英米との戦争が始まっても南京路の午前中の市場付近は、まるでお祭のような賑わい
で道路は立錐の余地の無いほどの人出で、我々戦時体制の車輛はその雑踏の中を問答無
用で突っ走り、中には車に跳ねられる現地人もあるが、そんなことはいちいち構ってい
られず無視する。この状況では敵施設の接収に行っている部隊は何をしているかわかっ
たものではない。疎開内の物資は欠乏してきているので疎開の出入り口を守っている警
備隊では物資の密輸を監視していて、押収物で兵は喜んでいるとの噂を聞いた。また着
膨れした中国婦人を捕らえて調べてみると、衣類の裏にたくさんポケットが作ってあり
煙草や酒類を隠し持っていたと云う。また電気の通じている鉄条網を二本の青竹で広げ
て、疎開内へ潜入しようとする者が後を絶たなかったそうである。夜間になると時々爆
発音があり鉄道破壊のゲリラが出没しているらしく、その都度直ちに討伐に出動してい
たが大した戦闘もなく割合と楽な警備である。上海警備隊では人員不足の都合で我々将
校伝令にも衛兵勤務が廻ってくるようになり、ある日表門歩哨に立哨していた時に友邦
ドイツの国旗を掲げた車が来たので、敬意を表して敬礼をしたところ彼等は大変喜んで
片腕を上げてナチスの答礼をして通過して行った。夜明け方になると十数名の現地人苦
力が、その日の職を求めるのか衛兵所前をぞろぞろと無言のまま通り過ぎて行った。
昭和十七年正月二日には、本部員一同揃って外出し上海神社に参拝し記念撮影をし
た。
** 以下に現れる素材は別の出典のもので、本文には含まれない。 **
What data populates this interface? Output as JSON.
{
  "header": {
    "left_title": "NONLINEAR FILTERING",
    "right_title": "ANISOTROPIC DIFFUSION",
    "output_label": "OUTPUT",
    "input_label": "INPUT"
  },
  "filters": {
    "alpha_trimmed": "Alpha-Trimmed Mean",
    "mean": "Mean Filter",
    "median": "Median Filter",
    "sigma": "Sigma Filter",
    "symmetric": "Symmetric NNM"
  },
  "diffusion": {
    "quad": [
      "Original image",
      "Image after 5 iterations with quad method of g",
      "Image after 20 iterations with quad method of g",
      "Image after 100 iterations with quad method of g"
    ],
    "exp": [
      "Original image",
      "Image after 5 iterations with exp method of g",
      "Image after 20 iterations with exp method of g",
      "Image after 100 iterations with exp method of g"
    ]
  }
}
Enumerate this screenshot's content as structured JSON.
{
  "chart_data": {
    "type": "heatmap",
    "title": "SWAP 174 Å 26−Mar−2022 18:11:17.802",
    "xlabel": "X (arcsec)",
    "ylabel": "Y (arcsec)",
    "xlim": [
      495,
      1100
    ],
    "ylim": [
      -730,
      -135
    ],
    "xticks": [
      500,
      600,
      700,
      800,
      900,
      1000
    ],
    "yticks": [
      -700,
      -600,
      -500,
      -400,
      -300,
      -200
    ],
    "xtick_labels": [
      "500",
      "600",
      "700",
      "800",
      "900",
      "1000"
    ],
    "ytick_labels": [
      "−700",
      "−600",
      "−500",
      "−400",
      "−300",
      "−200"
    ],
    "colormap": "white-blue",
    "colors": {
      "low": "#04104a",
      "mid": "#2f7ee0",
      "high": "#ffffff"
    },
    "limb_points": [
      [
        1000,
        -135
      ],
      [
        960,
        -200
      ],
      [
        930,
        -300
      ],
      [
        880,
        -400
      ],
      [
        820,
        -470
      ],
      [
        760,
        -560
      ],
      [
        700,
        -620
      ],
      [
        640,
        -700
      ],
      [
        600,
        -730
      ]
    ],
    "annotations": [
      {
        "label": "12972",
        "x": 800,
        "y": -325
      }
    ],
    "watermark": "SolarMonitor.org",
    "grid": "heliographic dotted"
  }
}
正月の祝に隊内で橋爪慶二郎君が雑煮を炊いたところ、彼は大阪市に永く居住し
ていた関係で味噌で味付けをした。ところが町田准尉が「これは何だ伊勢乞食等はこ
んな貧弱な雑煮しかよう作らないのか」と怒りだした。青木部隊長は三重県人であり
「それは関東と関西の違いだ。関西では味噌と野菜であっさり味付けするのだ」と説
明したので、町田准尉は「始めて聞いた」と小声で言いつつ部隊長が三重県出身であ
るのを思い出し、伊勢乞食などと言ってしまった手前心の中でさぞ冷や汗を掻いた事
だろう。
竹内軍医は少尉任官の時期も近くなっていて任官の発令があった場合は、自分に金壇
へ行って将校衣服を取って来て欲しいと言っていた。軍医でもやはり進級の事は気にな
るらしい。
部隊長室では洋式便所を使用していたが水圧が弱くて水洗に苦労をした。伝令は常
に便所を清潔にする事に気を配っていたが、将校の中には尻癖の悪いのが何人かいて
時々便器に汚物を付けて汚していくのがいて、青木部隊長はその都度「しょうのない
奴らだ」と怒っていた。
一月中旬になり駐出部隊に一部移動があって、軍医には第一大隊の行岡朗見習士官が
交替として赴任してきた。竹内軍医とは同じ時期の召集らしく極く親しく言葉を交わし
ていたが、揃って市街に出た時は伝令も随行し途中呉淞路の日本店でうどんを御馳走に
なった。この時テーブルに置いてあった薬味の唐辛子が少なかったので、行岡軍医は大
きな声で「何をケチケチしとるか、もっと持って来い」と怒鳴っていた。(行岡軍医は
ビルマのインパール撤退時トーパル河の戦闘で戦死した)
竹内軍医は上海警備司令部へ申告をするため公用外出をし、司令部はどの辺りだった
か覚えはないが大きな中国特有の官庁にあった。軍医が申告をする間「事務室で待って
おれ」と言われたが、事務室では将校や准士官ばかりで私は何となく居づらくて廊下に
出て待っていたところ、軍医が帰って来て私が事務室に居なかったので連絡を取るため
随分捜したと文句を言われた。
一月二十日竹内軍医に随行し上海北站から汽車で丹陽へ向かったが、この時だけは大
陸に渡って始めて客車に乗せてもらったが、むろん軍医は将校用上級車輛である。丹陽
駅に着き金壇行きの便を待つ間、駅前の日本人食堂に入り、そこの主人と色々雑談をし
たが彼は三重県北勢方面の出身で、軍から表彰状を貰ったと食堂に掲げていた。主人の
話しによると日本兵と現地婦人との混血児も相当居るとのことである。